Leetcode 0546. Remove Boxes

Problem statement

https://leetcode.com/problems/remove-boxes/

Solution

Very difficult problem, in fact one of the top 10 most difficult problem I met on leetcode.

Let us consider the following example and the following sequence of steps of removal - it is not optimal one and it is just shown for the purpose of example.

132211232111223144 -> 1322232111223144 -> 132223111223144 -> 133111223144 -> 1111223144 -> 11113144 -> 1111144 -> 44 -> "".

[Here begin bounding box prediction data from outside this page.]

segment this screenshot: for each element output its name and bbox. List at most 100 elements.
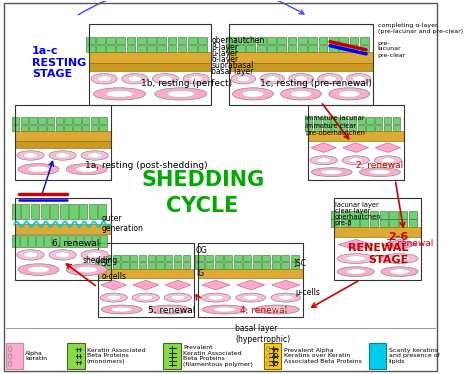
Bar: [64, 125, 72, 131]
Bar: [36, 235, 43, 247]
Bar: [195, 262, 203, 269]
Bar: [167, 37, 176, 44]
Ellipse shape: [390, 256, 410, 261]
Ellipse shape: [107, 295, 121, 300]
Bar: [272, 262, 280, 269]
Ellipse shape: [66, 264, 107, 275]
Bar: [174, 262, 181, 269]
Ellipse shape: [132, 293, 159, 302]
Bar: [96, 37, 105, 44]
Ellipse shape: [17, 151, 44, 160]
Bar: [89, 24, 211, 105]
Bar: [246, 45, 255, 52]
Text: CYCLE: CYCLE: [166, 196, 239, 215]
Bar: [55, 125, 63, 131]
Text: 3, renewal: 3, renewal: [386, 239, 434, 248]
Text: β-layer: β-layer: [211, 43, 238, 52]
Bar: [174, 255, 181, 261]
Bar: [226, 37, 235, 44]
Bar: [82, 117, 89, 124]
Bar: [340, 117, 347, 124]
Bar: [127, 45, 136, 52]
Ellipse shape: [81, 250, 109, 260]
Text: suprabasal: suprabasal: [211, 61, 254, 70]
Polygon shape: [133, 280, 159, 290]
Text: 2, renewal: 2, renewal: [356, 161, 403, 170]
Ellipse shape: [337, 267, 374, 276]
Bar: [409, 220, 417, 227]
Bar: [366, 117, 374, 124]
Bar: [366, 125, 374, 131]
Bar: [262, 255, 270, 261]
Bar: [137, 37, 146, 44]
Bar: [229, 63, 374, 71]
Polygon shape: [375, 143, 401, 152]
Bar: [79, 204, 87, 218]
FancyArrowPatch shape: [322, 104, 348, 139]
Ellipse shape: [167, 91, 194, 97]
Bar: [100, 125, 107, 131]
Bar: [137, 45, 146, 52]
Text: Alpha
keratin: Alpha keratin: [26, 350, 47, 361]
Bar: [91, 117, 98, 124]
Bar: [31, 204, 39, 218]
Text: shedding: shedding: [82, 256, 118, 265]
Ellipse shape: [76, 266, 98, 273]
Bar: [178, 45, 186, 52]
Polygon shape: [101, 280, 127, 290]
Ellipse shape: [171, 295, 185, 300]
Bar: [224, 255, 232, 261]
Bar: [308, 37, 317, 44]
Ellipse shape: [369, 170, 391, 175]
Bar: [409, 211, 417, 218]
Bar: [360, 211, 368, 218]
Bar: [236, 45, 245, 52]
Bar: [21, 204, 29, 218]
Ellipse shape: [49, 250, 76, 260]
Bar: [205, 262, 213, 269]
Ellipse shape: [18, 163, 59, 175]
Ellipse shape: [346, 256, 365, 261]
Ellipse shape: [271, 293, 301, 302]
Bar: [195, 255, 203, 261]
Bar: [314, 125, 321, 131]
Text: 6, renewal: 6, renewal: [52, 239, 99, 248]
Ellipse shape: [55, 252, 70, 258]
Ellipse shape: [381, 254, 418, 263]
Bar: [15, 131, 111, 141]
Bar: [392, 117, 400, 124]
Text: basal layer
(hypertrophic): basal layer (hypertrophic): [236, 324, 291, 344]
Bar: [349, 125, 356, 131]
Polygon shape: [338, 239, 374, 250]
Text: pre-oberhautchen: pre-oberhautchen: [305, 130, 365, 136]
Ellipse shape: [122, 74, 148, 84]
Text: 1b, resting (perfect): 1b, resting (perfect): [141, 79, 233, 88]
Bar: [360, 220, 368, 227]
Bar: [331, 220, 339, 227]
Text: 5, renewal: 5, renewal: [148, 306, 195, 315]
Bar: [253, 255, 261, 261]
Text: 1c, resting (pre-renewal): 1c, resting (pre-renewal): [260, 79, 372, 88]
Ellipse shape: [202, 305, 247, 314]
Bar: [106, 45, 115, 52]
Ellipse shape: [317, 158, 331, 163]
Bar: [188, 37, 197, 44]
Bar: [104, 262, 111, 269]
Bar: [73, 117, 81, 124]
Text: Prevalent
Keratin Associated
Beta Proteins
(filamentous polymer): Prevalent Keratin Associated Beta Protei…: [183, 345, 253, 367]
Text: clear layer: clear layer: [335, 208, 370, 214]
Bar: [329, 45, 337, 52]
Ellipse shape: [28, 266, 49, 273]
Ellipse shape: [233, 88, 273, 100]
Bar: [40, 204, 49, 218]
Ellipse shape: [138, 295, 153, 300]
Ellipse shape: [242, 91, 264, 97]
Ellipse shape: [281, 88, 321, 100]
Bar: [98, 204, 107, 218]
Bar: [224, 262, 232, 269]
Ellipse shape: [318, 74, 342, 84]
Ellipse shape: [76, 166, 98, 172]
Ellipse shape: [231, 74, 255, 84]
Ellipse shape: [201, 293, 231, 302]
Ellipse shape: [329, 88, 370, 100]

Let us look in original string, what intervals we processed:

1 3 2 2 1 1 2 3 2 1 1 1 2 2 3 1 4 4

. . . . _ _ . . . . . . . . . . . .

. . . . . . . . _ . . . . . . . . .

. . _ _ _ _ _ . . . . . . . . . . .

. _ _ _ _ _ _ _ . . . . . . . . . .

. . . . . . . . . . . . _ _ . . . .

. . . . . . . . . . . . . . _ . . .

_ _ _ _ _ _ _ _ _ _ _ _ _ _ _ _ . .

. . . . . . . . . . . . . . . . _ _

Then these intervals have property: either they do not intersect or one lies fully in another. Also there will be interval which have the most left element (because in the end it will be removed, so there can be two cases:

If this interval do not cover all range we consider like in our example, then problem can be divided into two smaller problems.
If it covers full interval (imagine our example, but without two last elements), then problem is not separated into two subproblems. However in this case we can think about what elements inside were already taken or not: we are interested in 1. In our example ones on positoins [4, 5] are already taken, that is there is interval which cover them, and ones on places [9, 10, 11] are not taken. Let us consider the first not taken one. (there can be several not-taken ones, but we do not care) Then, we can say that for interval [1, 8] problem can be solved independently. We have 1--------1112231, where we imagine that we solved this first part already. We can notice that what we need to solve now is almost the problem for the right half but with one extra 1 added to the left.

It means, that we need to consider states dp(i, j, k) is answer for the following problem: given substring B[i:j+1] and we added k symbols B[i] before the start. Taking into account all what we have before we can have two options:

Interval which is covering element B[i] has length 1, then we have (k+1)**2 + dp(i+1, j, 0).
Interval has length more than one, then we can say that problem for interval i+1, m-1 is independent and we can split our problem into two subproblems again: look at 1--------1112231 case once again.

Complexity

It is O(n^4) for time and O(n^3) for space. I think more careful analysis can be made.

Code

class Solution:
    def removeBoxes(self, B):
        
        @lru_cache(None)
        def dp(i, j, k):
            if i > j: return 0
            indx = [m for m in range(i+1, j+1) if B[m] == B[i]]
            ans = (k+1)**2 + dp(i+1, j, 0)
            return max([ans] + [dp(i+1, m-1, 0) + dp(m, j, k+1) for m in indx])   
            
        return dp(0, len(B)-1, 0)

Remark

We can use indx = [m for m in range(i+1, j+1) if B[m] == B[i] and (m == i+1 or B[m] != B[m-1])]

to evaluate our indexes, than we will do some early prunnig: speed will be several times faster. You can look at this as to greedy strategy: if we have range 1111222223333, we will never take only part of group.

Question: is it really `O(n^4)`? Because if `n = 100`, it will be too big?

Yes, it is in fact yes, even though constant is quite small. For example for string [1, 2]*(n//2) there will be approximately n^4/94 runs of function dp: we can figure this out if we count number of calls (note that we need to count number of not hashed calles but all calls).